Vi propongo un ennesimo approfondimento sulla tematica HIV. Si tratta, come spesso in questo blog, di un articolo tratto dalla newsletter Le Scienze, lievemente modificato, senza alterarne il senso, ovviamente.
Buona lettura! NR
immunologia medicina biologia
La proteina che aiuta a
difendersi dall'HIV
Sono i livelli molto elevati
della proteina A3, in specifiche cellule del sistema immunitario, a proteggere
i cosiddetti controller, ovvero soggetti con HIV in cui però l'infezione non
riesce a riprendere il suo corso quando viene interrotta una terapia
antiretrovirale. La scoperta consente di ipotizzare un nuovo approccio
terapeutico che prevede un trattamento precoce in grado, potenzialmente, di
rendere controller ogni persona infettata dall'HIV, proteggendo le riserve di
questa proteina immunitaria difensiva (red)
Medici e ricercatori che si
occupano di HIV li chiamano élite controller, o "controllori di
élite": sono i soggetti che, pur avendo contratto il virus, riescono a
controllarlo a lungo termine, anche senza farmaci antivirali. Un gruppo di
ricerca della Northwestern University, che firma un articolo su PLOS ONE, ha
ora scoperto la seconda "linea di difesa” del sistema immunitario, che
consente a questi soggetti di difendersi dopo che il virus HIV ha superato la
prima, il sistema immunitario adattativo, che non riesce a riconoscerlo quando
muta. Richard D'Aquila, direttore dell'HIV Translational Research Center, della
Northwestern University, ha scoperto che i controller, che sono circa
l'uno per cento del totale dei soggetti infettati dall'HIV, hanno un livello
più elevato di una proteina, denominata APOBEC3G, o A3 per brevità, nelle
cellule T CD4+ di memoria del sistema immunitario, molto tempo dopo che queste
stesse cellule sono state infettate dal virus. Queste cellule sono specifiche
per un dato antigene e possono attivare, in modo estremamente rapido e preciso,
la risposta immunitaria quando l'antigene si ripresenta nell'organismo.
Una
rappresentazione al computer della proteina APOBEC3G (Wikimedia Commons)
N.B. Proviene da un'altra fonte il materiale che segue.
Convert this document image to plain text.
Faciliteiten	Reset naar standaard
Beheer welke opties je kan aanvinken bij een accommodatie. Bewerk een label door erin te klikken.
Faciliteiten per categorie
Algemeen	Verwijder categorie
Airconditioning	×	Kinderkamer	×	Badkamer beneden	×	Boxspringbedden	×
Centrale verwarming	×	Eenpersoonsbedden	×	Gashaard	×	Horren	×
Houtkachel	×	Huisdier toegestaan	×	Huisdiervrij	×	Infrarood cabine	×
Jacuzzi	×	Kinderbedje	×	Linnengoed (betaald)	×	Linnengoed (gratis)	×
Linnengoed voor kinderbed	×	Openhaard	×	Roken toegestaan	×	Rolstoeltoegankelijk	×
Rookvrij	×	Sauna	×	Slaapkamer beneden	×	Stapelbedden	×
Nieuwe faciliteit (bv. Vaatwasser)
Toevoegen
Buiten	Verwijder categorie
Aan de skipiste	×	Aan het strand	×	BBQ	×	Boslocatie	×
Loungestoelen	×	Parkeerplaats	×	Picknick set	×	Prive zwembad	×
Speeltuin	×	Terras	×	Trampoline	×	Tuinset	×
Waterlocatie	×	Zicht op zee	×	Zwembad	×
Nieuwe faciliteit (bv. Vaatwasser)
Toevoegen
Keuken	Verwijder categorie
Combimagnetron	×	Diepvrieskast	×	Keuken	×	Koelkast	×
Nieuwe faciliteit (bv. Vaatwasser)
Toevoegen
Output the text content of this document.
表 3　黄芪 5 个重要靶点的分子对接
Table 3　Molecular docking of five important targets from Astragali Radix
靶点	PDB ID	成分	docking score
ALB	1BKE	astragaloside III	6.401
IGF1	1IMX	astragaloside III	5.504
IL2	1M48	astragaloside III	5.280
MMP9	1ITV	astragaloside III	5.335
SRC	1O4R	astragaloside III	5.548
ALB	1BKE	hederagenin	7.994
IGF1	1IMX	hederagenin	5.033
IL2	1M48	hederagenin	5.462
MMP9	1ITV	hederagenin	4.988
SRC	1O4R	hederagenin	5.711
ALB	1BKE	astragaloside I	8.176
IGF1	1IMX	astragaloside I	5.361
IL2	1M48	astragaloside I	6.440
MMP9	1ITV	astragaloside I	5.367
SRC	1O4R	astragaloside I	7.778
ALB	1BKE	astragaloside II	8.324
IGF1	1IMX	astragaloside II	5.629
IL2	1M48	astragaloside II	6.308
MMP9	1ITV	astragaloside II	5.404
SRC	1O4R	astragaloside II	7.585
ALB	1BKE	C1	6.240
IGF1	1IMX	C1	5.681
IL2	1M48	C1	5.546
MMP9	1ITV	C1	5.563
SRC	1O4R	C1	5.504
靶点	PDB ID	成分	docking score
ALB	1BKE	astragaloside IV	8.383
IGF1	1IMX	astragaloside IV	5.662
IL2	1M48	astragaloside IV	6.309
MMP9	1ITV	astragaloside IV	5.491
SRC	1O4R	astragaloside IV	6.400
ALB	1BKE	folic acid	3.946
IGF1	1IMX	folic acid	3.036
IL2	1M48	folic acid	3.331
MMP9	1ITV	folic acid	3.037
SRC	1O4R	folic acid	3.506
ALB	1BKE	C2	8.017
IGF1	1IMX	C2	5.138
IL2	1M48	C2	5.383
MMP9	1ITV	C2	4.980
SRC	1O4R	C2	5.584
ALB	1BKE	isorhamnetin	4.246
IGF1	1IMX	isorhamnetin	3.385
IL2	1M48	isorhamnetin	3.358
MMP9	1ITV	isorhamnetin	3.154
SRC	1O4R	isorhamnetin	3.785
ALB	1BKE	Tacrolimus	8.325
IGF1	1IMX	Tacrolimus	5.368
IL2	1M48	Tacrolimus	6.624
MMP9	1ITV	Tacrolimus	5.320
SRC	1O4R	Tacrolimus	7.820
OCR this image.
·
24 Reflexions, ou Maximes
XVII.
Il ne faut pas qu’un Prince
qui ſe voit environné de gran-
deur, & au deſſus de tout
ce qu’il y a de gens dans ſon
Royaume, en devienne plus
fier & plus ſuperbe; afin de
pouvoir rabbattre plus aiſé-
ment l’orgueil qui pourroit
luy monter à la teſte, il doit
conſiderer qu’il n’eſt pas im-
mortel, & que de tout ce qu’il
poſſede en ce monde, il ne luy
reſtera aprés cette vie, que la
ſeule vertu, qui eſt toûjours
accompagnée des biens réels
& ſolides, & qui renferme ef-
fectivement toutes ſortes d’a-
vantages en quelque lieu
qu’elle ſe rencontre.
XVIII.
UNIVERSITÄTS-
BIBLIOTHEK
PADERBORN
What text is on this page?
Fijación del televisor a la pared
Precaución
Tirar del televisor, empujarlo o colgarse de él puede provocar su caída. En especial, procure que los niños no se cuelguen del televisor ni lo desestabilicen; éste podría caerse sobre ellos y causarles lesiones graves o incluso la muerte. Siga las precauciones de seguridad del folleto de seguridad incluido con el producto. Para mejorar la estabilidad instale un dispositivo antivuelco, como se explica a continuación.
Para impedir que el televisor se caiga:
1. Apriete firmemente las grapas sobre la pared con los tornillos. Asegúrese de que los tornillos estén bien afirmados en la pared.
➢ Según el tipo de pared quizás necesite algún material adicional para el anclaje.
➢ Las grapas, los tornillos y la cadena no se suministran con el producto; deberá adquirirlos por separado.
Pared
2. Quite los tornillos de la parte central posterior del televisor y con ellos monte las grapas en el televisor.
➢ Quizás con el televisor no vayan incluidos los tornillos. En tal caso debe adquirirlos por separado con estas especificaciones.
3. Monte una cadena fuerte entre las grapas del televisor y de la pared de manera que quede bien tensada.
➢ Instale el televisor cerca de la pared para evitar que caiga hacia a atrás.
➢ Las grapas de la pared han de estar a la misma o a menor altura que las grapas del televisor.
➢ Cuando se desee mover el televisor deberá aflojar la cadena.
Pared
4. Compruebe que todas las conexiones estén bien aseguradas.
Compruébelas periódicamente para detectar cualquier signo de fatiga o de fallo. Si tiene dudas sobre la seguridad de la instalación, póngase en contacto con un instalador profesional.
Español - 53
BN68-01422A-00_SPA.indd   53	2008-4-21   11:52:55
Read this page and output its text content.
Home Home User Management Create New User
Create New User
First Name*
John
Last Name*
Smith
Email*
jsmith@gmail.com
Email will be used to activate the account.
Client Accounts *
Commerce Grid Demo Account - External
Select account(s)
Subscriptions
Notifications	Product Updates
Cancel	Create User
La proteina A3 è nota per la
sua capacità di inibire la replicazione di molti retrovirus, cioè dei virus che
usano il processo di trascrittasi inversa, per cui dall'RNA si genera il DNA, e
in particolare dell'HIV. Proprio a questo meccanismo replicativo si deve
l'accumulo di piccoli “errori” che consentono all'HIV di cambiare leggermente
le sue caratteristiche ed eludere parte delle difese immunitarie. L'HIV
appartiene anche al sottogruppo dei lentivirus, cioè dei retrovirus a lenta
incubazione, che hanno però sviluppato una proteina denominata fattore di
infettività del virione (VIF), grazie a cui rendono inefficace l'azione
dell'A3. Le cellule T di memoria hanno una vita media molto lunga e consentono
all'HIV di “nascondersi” e rimanere in uno stato di quiescenza quando un
soggetto è trattato con la terapia antiretrovirale. Quando la terapia è
interrotta, il virus può tornare a propagarsi rapidamente, almeno nella maggior
parte dei pazienti. Nei controller invece l'abbondanza di A3 fa sì che parte di
queste proteine sfuggano all'inattivazione del fattore d'infettività virale, e
il nuovo HIV che si genera da queste cellule non sia in grado d'infettare altre
cellule. Il risultato apre la strada a nuovo approccio terapeutico, che prevede
un trattamento precoce in grado, potenzialmente, di rendere controller ogni
persona infettata dall'HIV, proteggendone le riserve di questa proteina
immunitaria difensiva, con l'obiettivo finale di liberare i pazienti dai
farmaci antiretrovirali. “Preservando, e anche incrementando, questa difesa
nelle cellule si potrebbe prevenire la ripresa dell'infezione a livelli
pericolosi quando s'interrompe la somministrazione di farmaci antiretrovirali”,
spiega D'Aquila. “Preservando la proteina A3 si potrebbe minimizzare la
diffusione dell'HIV, come sembra fare nell'organismo dei controller.”.